The word "possession" drifted through Tim's mind, several times. Tim remembered the Hougan and Mambos in Haiti that his Dad had worked with, talking about possession. He'd asked Dad to explain what it was, one night at dinner. Mum had turned white and left the room. She hated talking about Dark Magic and Dad said that possession especially upset her.

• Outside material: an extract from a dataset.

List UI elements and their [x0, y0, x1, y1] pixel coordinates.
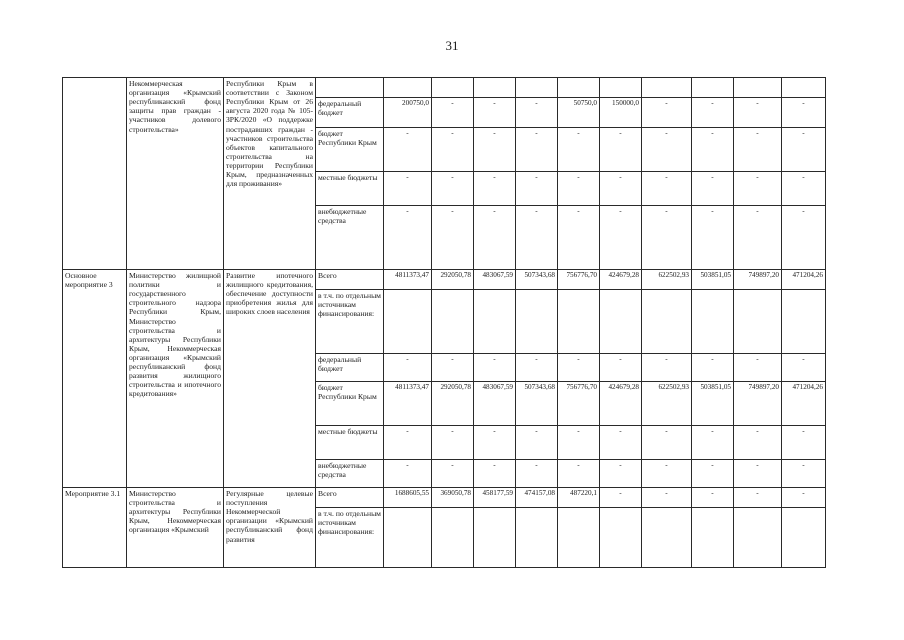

Tim had borrowed a few of Dad's books that talked about the subject, over his Mum's objections. He could always count on his Dad that way. Anytime he asked, his Dad would tell him the truth, no matter how dark or scary.

He didn't think that the Dark Man could be like a Bokor who possessed people, even though the Dark Man had, from time to time, just taken over. That had always been when something horrible had been about to happen.

Tim shivered, remembering that the Dark Man had stood between he and the Cruciatus more than once. After Smith would leave, his Muggle mum would be completely useless. Sometimes, Tim would look after her, getting her up off the floor, guiding her to find her medicine. Once or twice, the Dark Man had just sent Tim to sleep and took care of Mary himself.

So, the Dark Man could be a Hougan? Hougans and Mambos could possess people too, but they usually did it to help people. Why would a strange Hougan send his spirit to help Tim?

It was really too much for Tim to puzzle out, and although he could feel the Dark Man, Tim was sure he wasn't going to get any more answers out of him than he ever did.

Chapter End Notes:
Hougan and Mambo are Creole equivalents to Wizards and Witches. A Bokor is usually a dark sorcerer.